Carl, his face blank, looked at his mother. “Uh, yeah, I guess,” she said. The boy came up the stairs and disappeared into the house with Ethan.

 

“The Middle East should be so easy,” I said, coming down the steps.

 

“Carl’s not a bad kid,” Samantha said defensively. “He’s just . . . like his father sometimes. I don’t like it when he gets like that. He can be a bit of a bully. But there’s a good kid in there, I swear. Some days it’s just a little harder to find.”

 

“Sure,” I said.

 

“And yet, he’s kind of my rock, you know? He’s there for me. We’re there for each other. I guess that’s why, when you said he had that watch, I just stood up for him.” She raised her hands a moment, a gesture of futility. “Now what do I do? I feel like an idiot standing here. The plan was, Carl says he’s sorry and we go. Now he’s in there with your kid.”

 

“You want a coffee or something?” I asked. “You’re welcome to come in.”

 

She looked at the house. “You got a nice place. Beats the shithole I’m living in.”

 

“Your place isn’t a shithole,” I said. “And besides, this is my parents’ house.”

 

“I thought, when Ethan said the trains were his grandfather’s, that maybe they’d been handed down to him or something.”

 

“No.
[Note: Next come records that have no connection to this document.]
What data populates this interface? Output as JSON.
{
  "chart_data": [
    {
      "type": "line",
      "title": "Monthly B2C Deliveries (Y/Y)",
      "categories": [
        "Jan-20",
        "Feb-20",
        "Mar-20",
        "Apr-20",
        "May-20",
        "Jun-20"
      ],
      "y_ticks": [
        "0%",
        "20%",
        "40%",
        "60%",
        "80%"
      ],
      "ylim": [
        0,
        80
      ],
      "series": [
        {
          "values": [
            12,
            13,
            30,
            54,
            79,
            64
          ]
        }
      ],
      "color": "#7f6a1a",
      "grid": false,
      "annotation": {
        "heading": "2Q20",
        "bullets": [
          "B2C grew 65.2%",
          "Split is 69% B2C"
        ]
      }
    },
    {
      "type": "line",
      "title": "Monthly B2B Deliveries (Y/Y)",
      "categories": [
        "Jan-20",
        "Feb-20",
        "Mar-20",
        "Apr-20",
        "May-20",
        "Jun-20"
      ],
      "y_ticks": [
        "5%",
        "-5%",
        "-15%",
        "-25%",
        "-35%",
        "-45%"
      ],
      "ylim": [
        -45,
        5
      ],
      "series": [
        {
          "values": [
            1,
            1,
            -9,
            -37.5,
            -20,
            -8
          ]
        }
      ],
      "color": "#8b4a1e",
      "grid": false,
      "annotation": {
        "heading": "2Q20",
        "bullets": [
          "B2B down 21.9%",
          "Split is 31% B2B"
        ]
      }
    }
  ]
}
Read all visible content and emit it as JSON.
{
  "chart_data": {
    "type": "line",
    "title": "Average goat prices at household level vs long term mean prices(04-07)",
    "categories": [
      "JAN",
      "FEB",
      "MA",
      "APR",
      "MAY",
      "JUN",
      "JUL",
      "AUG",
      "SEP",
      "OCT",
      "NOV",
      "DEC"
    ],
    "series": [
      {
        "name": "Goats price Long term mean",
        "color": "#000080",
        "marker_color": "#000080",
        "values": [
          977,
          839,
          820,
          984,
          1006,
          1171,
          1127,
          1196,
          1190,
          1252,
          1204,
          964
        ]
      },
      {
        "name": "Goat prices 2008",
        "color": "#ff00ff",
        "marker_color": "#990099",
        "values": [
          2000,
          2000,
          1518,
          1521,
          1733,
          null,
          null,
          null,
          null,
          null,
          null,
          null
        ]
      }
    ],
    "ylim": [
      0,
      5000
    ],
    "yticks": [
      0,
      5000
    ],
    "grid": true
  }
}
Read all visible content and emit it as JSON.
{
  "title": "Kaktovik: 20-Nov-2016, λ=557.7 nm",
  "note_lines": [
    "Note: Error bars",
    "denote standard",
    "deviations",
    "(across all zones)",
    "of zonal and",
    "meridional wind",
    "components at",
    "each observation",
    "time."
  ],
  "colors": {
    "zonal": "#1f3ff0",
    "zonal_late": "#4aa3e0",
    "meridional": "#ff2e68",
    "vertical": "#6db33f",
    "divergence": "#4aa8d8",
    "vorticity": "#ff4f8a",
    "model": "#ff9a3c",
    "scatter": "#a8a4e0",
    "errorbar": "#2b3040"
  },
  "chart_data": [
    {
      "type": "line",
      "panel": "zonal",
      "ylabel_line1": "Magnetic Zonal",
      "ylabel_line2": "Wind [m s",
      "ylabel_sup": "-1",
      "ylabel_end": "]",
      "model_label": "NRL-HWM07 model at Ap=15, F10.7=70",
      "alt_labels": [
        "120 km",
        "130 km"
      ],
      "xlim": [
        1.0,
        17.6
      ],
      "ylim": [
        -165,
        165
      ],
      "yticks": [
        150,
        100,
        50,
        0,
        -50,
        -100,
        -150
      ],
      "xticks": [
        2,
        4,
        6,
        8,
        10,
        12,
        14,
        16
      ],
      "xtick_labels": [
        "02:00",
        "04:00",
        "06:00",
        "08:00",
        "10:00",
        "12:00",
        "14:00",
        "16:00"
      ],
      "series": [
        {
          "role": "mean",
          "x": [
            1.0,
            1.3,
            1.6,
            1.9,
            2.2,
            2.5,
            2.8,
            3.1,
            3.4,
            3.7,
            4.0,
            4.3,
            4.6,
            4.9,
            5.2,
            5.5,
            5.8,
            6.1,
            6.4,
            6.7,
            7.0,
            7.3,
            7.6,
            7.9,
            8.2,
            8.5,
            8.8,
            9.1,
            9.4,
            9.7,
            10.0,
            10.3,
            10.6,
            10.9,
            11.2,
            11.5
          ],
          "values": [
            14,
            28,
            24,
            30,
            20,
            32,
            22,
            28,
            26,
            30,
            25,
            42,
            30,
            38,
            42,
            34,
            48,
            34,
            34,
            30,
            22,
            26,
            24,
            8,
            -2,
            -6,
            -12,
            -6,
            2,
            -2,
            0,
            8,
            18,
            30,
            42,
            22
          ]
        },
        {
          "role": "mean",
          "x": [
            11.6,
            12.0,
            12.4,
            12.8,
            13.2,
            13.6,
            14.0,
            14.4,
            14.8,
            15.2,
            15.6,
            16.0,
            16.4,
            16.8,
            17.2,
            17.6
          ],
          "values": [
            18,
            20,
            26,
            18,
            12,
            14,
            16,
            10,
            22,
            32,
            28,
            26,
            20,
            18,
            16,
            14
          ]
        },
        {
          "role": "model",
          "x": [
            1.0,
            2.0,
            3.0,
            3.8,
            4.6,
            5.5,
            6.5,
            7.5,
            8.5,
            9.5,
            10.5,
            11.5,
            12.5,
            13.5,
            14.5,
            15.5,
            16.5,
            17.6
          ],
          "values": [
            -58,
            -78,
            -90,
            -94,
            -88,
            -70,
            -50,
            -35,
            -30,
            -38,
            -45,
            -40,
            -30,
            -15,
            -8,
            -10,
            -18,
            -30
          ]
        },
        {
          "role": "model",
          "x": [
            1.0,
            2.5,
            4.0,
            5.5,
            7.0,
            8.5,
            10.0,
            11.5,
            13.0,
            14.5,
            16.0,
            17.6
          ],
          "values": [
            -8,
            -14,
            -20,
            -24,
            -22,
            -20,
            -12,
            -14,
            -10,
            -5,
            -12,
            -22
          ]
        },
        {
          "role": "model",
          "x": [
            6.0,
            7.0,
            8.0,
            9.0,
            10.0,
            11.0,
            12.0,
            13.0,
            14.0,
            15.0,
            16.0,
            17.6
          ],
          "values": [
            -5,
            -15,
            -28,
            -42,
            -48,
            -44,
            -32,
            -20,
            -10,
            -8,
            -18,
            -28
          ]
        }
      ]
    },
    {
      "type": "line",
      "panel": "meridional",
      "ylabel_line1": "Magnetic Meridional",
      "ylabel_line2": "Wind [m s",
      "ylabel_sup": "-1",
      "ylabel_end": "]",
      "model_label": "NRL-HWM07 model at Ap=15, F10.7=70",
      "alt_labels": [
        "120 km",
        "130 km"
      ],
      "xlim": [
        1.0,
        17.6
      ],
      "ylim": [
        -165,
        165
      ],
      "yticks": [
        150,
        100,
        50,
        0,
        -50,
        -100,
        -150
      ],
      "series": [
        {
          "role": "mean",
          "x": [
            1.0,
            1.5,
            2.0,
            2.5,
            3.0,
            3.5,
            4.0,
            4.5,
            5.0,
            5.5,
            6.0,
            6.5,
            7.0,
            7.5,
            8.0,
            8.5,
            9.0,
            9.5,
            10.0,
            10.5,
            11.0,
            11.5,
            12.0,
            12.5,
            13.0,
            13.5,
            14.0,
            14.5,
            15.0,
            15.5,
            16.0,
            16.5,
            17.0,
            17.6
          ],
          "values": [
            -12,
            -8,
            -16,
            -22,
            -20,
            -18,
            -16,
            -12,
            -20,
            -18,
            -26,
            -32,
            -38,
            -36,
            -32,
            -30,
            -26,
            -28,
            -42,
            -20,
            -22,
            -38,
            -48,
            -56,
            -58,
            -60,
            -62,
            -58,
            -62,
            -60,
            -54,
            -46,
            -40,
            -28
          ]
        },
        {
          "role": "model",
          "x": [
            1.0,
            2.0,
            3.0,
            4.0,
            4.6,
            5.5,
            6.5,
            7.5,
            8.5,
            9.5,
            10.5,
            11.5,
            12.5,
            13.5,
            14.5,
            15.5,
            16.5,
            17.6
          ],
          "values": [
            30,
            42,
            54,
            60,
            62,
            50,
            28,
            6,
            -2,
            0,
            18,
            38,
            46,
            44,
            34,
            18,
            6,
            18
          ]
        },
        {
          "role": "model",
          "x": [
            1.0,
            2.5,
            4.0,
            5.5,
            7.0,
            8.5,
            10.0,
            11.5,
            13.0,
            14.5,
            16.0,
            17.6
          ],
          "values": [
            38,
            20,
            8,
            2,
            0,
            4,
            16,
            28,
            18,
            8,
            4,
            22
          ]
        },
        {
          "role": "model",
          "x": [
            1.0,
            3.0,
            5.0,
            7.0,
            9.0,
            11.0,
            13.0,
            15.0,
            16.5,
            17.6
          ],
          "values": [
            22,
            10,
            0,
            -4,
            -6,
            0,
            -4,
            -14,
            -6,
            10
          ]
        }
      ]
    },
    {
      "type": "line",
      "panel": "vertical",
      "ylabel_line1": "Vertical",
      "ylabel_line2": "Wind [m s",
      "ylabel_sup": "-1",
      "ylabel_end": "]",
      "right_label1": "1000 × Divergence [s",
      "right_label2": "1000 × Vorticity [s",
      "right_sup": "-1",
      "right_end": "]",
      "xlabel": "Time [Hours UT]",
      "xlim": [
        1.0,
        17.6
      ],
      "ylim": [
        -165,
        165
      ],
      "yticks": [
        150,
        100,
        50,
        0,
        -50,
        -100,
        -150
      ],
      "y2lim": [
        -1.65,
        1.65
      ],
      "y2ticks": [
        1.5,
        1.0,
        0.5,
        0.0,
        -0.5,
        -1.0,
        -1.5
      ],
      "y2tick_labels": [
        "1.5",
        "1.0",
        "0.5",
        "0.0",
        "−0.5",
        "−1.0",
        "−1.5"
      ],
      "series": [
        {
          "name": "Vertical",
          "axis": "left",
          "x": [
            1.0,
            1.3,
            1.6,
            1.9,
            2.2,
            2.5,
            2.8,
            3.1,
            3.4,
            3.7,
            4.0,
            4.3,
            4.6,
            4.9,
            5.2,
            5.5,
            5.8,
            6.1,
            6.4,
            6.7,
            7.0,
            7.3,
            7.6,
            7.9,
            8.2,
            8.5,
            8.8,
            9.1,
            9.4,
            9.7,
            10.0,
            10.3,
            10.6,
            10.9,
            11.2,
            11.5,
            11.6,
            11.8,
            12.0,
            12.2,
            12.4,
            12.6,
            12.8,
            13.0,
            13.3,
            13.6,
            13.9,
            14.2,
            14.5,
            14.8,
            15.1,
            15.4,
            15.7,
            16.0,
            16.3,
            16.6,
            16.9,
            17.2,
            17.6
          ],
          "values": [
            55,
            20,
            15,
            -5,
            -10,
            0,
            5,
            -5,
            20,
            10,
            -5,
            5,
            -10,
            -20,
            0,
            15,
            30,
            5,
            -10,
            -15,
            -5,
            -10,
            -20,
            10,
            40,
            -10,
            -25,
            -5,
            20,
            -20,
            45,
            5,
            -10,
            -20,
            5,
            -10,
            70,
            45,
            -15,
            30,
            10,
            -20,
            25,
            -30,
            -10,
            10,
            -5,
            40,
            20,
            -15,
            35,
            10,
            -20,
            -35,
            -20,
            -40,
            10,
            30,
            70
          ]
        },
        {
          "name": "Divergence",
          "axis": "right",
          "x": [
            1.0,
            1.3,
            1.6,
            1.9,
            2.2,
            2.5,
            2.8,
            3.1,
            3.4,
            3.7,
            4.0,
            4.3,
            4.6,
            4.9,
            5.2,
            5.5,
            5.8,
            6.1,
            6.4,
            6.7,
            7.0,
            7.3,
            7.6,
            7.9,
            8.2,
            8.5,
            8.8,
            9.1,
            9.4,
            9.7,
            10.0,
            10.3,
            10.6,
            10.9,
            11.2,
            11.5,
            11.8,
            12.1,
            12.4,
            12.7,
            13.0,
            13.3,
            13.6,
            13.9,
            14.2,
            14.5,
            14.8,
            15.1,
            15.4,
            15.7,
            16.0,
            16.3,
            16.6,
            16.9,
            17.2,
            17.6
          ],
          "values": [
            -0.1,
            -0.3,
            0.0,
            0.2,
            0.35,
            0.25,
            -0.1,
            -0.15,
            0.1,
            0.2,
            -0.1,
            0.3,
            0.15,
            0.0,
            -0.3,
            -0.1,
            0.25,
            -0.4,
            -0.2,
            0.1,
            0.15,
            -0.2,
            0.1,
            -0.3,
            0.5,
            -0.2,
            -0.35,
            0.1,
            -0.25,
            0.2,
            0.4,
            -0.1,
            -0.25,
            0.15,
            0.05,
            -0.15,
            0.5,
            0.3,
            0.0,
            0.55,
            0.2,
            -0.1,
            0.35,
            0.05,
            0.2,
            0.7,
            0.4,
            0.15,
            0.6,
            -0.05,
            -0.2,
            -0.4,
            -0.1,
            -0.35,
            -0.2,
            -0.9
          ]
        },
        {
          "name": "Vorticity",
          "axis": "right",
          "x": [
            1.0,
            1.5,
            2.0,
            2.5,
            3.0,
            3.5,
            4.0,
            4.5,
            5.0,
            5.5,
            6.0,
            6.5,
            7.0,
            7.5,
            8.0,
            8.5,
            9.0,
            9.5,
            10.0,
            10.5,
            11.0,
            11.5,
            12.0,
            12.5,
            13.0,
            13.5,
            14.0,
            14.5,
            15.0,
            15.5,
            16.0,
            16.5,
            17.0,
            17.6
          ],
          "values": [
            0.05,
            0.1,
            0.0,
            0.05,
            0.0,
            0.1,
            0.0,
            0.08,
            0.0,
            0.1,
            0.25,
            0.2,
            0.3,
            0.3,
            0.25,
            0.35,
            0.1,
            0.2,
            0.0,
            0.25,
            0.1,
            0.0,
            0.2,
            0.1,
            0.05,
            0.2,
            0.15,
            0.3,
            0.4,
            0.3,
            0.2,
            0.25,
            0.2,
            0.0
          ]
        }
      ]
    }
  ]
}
My dad built a small layout in the basement for Ethan. At least, he says it was for Ethan.”

 

“When I looked up an address for Harwood, this was the only one that came up. So, that’s cool that you live with your folks? You and your wife and Ethan?”

 

“Just Ethan and me.”

 

“Oh,” she said. “Divorced?”

 

I shook my head. “My wife passed away a few years ago.”

 

She nodded quickly. “Oh, sorry, didn’t realize. So, well, whaddaya know. We’re both raising boys on our own.”